Multi-word searches were ignored when making the selection but may be considered in future work. A frequently used search term had a greater chance of being selected. No attempt was made to correct spelling, which would in any case be fraught with difficulty. It is possible, but unlikely, that searches at Magellan are atypical of WWW searches in general. As an aside, searches to do with sex form a significant fraction of the list but are definitely in the minority; it is hard to know whether to be worried or relieved.
The 50 selected words were used as queries on all the search engines. Up to 200 pages were obtained in this way for each engine and each query, i.e. up to 10,000 pages per engine.
Ideally, negative examples would be random, non-returned pages known to the search engine in question but it is not possible to get these data. Instead pages, equal in number to the positives, were selected at random from the returns to other queries to act as the negative examples for a given query. This gives up to 10,000 positive and 10,000 negative examples for each search engine.
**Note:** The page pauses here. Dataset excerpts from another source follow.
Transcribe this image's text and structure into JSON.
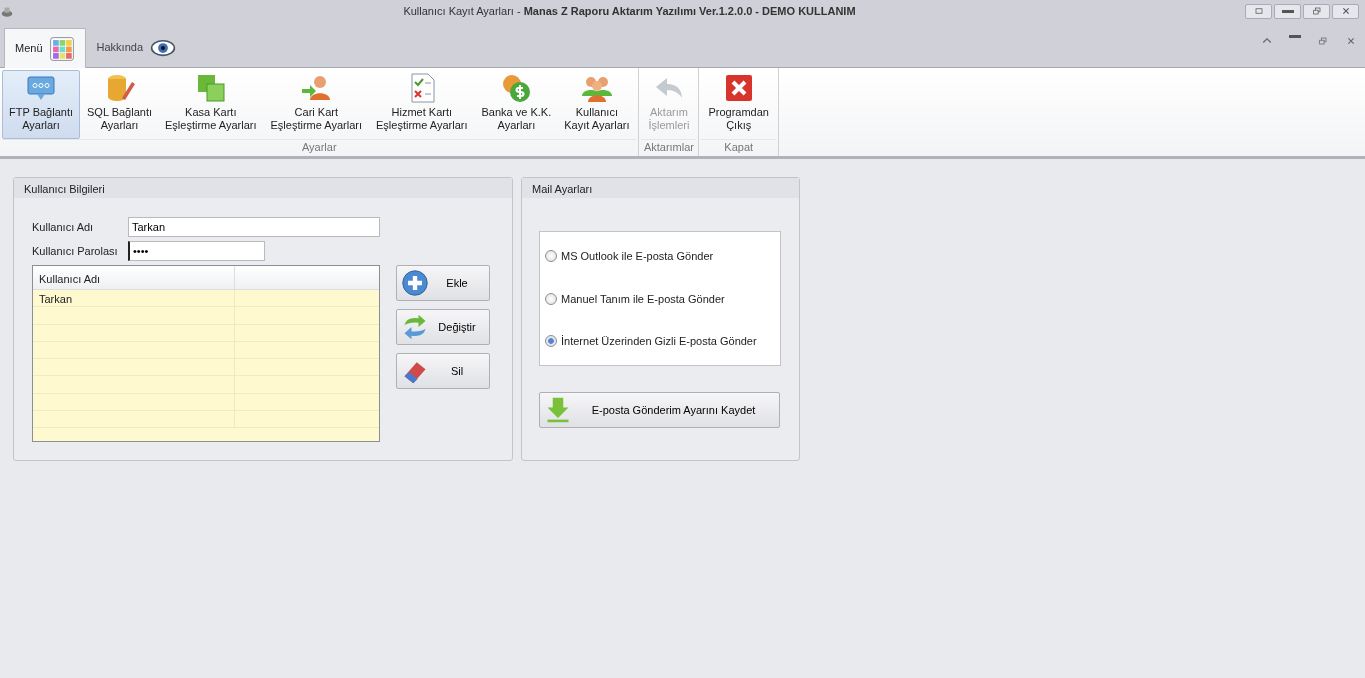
{
  "window": {
    "title_regular": "Kullanıcı Kayıt Ayarları - ",
    "title_bold": "Manas Z Raporu Aktarım Yazılımı Ver.1.2.0.0 - DEMO KULLANIM"
  },
  "tabs": [
    {
      "label": "Menü",
      "selected": true
    },
    {
      "label": "Hakkında",
      "selected": false
    }
  ],
  "ribbon_groups": [
    {
      "label": "Ayarlar",
      "buttons": [
        {
          "label": "FTP Bağlantı Ayarları",
          "selected": true,
          "disabled": false
        },
        {
          "label": "SQL Bağlantı Ayarları",
          "selected": false,
          "disabled": false
        },
        {
          "label": "Kasa Kartı Eşleştirme Ayarları",
          "selected": false,
          "disabled": false
        },
        {
          "label": "Cari Kart Eşleştirme Ayarları",
          "selected": false,
          "disabled": false
        },
        {
          "label": "Hizmet Kartı Eşleştirme Ayarları",
          "selected": false,
          "disabled": false
        },
        {
          "label": "Banka ve K.K. Ayarları",
          "selected": false,
          "disabled": false
        },
        {
          "label": "Kullanıcı Kayıt Ayarları",
          "selected": false,
          "disabled": false
        }
      ]
    },
    {
      "label": "Aktarımlar",
      "buttons": [
        {
          "label": "Aktarım İşlemleri",
          "selected": false,
          "disabled": true
        }
      ]
    },
    {
      "label": "Kapat",
      "buttons": [
        {
          "label": "Programdan Çıkış",
          "selected": false,
          "disabled": false
        }
      ]
    }
  ],
  "user_panel": {
    "title": "Kullanıcı Bilgileri",
    "fields": [
      {
        "label": "Kullanıcı Adı",
        "value": "Tarkan"
      },
      {
        "label": "Kullanıcı Parolası",
        "value": "••••"
      }
    ],
    "table": {
      "columns": [
        "Kullanıcı Adı"
      ],
      "rows": [
        {
          "kullanici_adi": "Tarkan"
        }
      ]
    },
    "buttons": [
      "Ekle",
      "Değiştir",
      "Sil"
    ]
  },
  "mail_panel": {
    "title": "Mail Ayarları",
    "options": [
      {
        "label": "MS Outlook ile E-posta Gönder",
        "selected": false
      },
      {
        "label": "Manuel Tanım ile E-posta Gönder",
        "selected": false
      },
      {
        "label": "İnternet Üzerinden Gizli E-posta Gönder",
        "selected": true
      }
    ],
    "save_button": "E-posta Gönderim Ayarını Kaydet"
  }
}
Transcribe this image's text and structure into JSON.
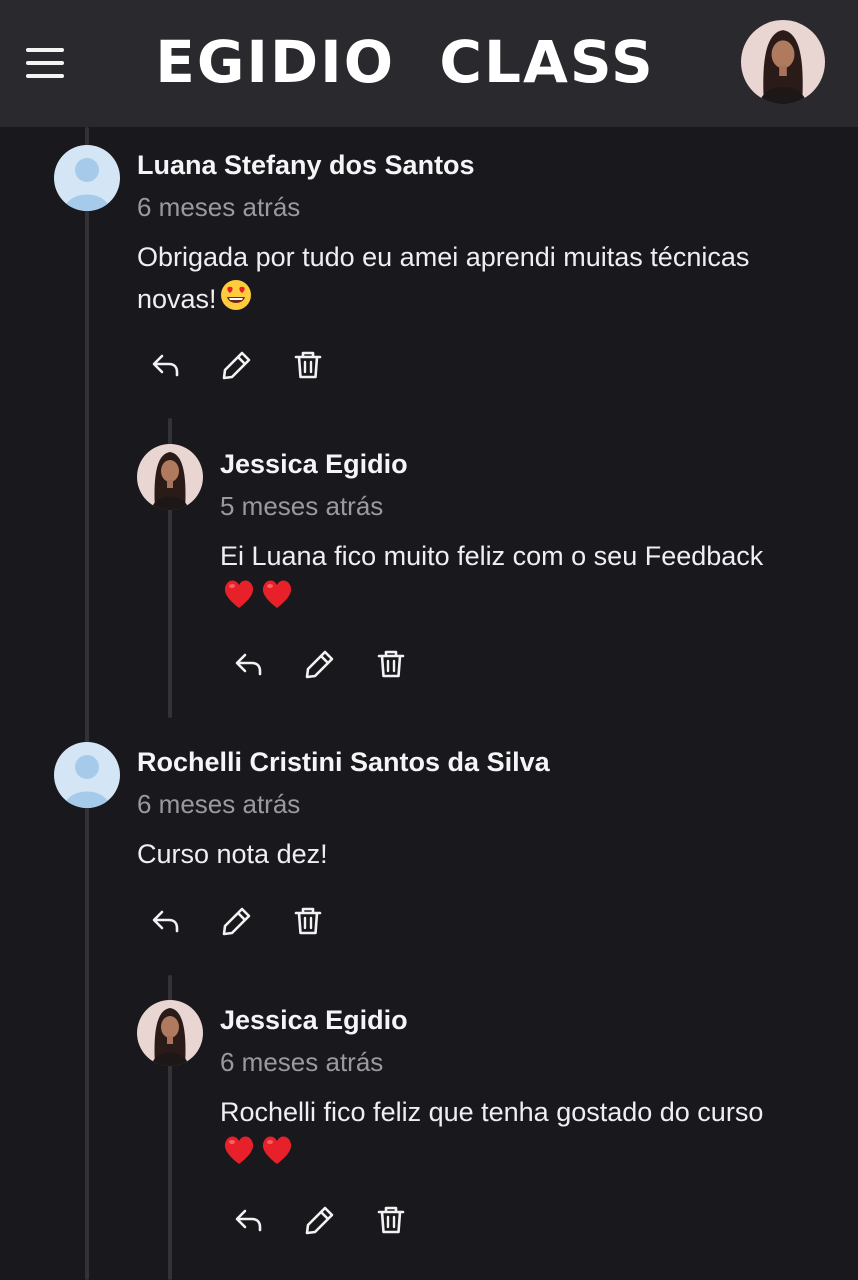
{
  "header": {
    "brand": "EGIDIO  CLASS",
    "menu_icon": "hamburger-menu-icon",
    "profile_icon": "user-photo-avatar"
  },
  "comments": [
    {
      "author": "Luana Stefany dos Santos",
      "time": "6 meses atrás",
      "text": "Obrigada por tudo eu amei aprendi muitas técnicas novas!",
      "emoji": "heart-eyes-emoji",
      "avatar": "default-user-avatar",
      "reply": {
        "author": "Jessica Egidio",
        "time": "5 meses atrás",
        "text": "Ei Luana fico muito feliz com o seu Feedback",
        "emoji": "two-red-hearts",
        "avatar": "jessica-photo-avatar"
      }
    },
    {
      "author": "Rochelli Cristini Santos da Silva",
      "time": "6 meses atrás",
      "text": "Curso nota dez!",
      "avatar": "default-user-avatar",
      "reply": {
        "author": "Jessica Egidio",
        "time": "6 meses atrás",
        "text": "Rochelli fico feliz que tenha gostado do curso",
        "emoji": "two-red-hearts",
        "avatar": "jessica-photo-avatar"
      }
    }
  ],
  "actions": [
    "reply-icon",
    "edit-pencil-icon",
    "trash-icon"
  ],
  "colors": {
    "background": "#19181c",
    "header": "#2a292d",
    "muted_text": "#9a999f",
    "default_avatar": "#cfe3f5",
    "heart": "#e8202a"
  }
}
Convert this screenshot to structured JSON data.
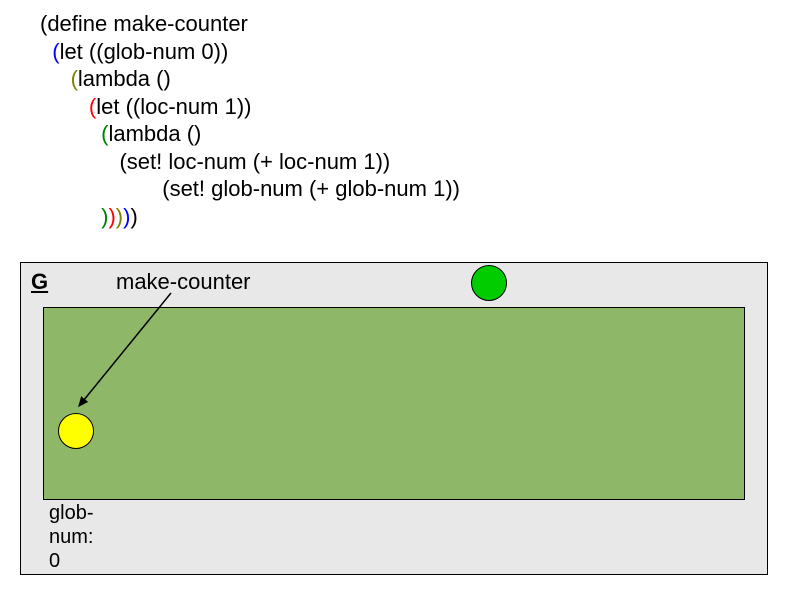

4 The Form of the Analysis
A search engine selects pages in response to a query using some function of some attributes of the page and the query word. Perhaps the attribute most likely apriori to be significant is the number of occurrences of the word in the document. Pages are written in hyper text markup language (HTML) which gives a structure to them and it was clear that at least some search engines took notice of this structure. The HTML source of many pages was inspected, including some pages with quite unusual characteristics, evidently attempts at spamming in order to rate highly. It was considered that the following attributes of a page might be relevant to some or all of the search engines:
- Number of times the keyword occurs in the URL.
- Number of times the keyword occurs in the document title.
- Number of words in the document title
- Number of times the keyword occurs in meta fields - typically keyword list and description.
- Number of times keyword occurs in the first heading tag <H?>.
- Number of words in the first heading tag.
- Total number of times the keyword occurs in the document including title, meta, etc.
- Length of the document.
The data set for a search engine consists of up to 20,000 items representing pages, each item having 9 fields - the 8 attributes above plus a 9th indicating whether the item is a positive or a negative example.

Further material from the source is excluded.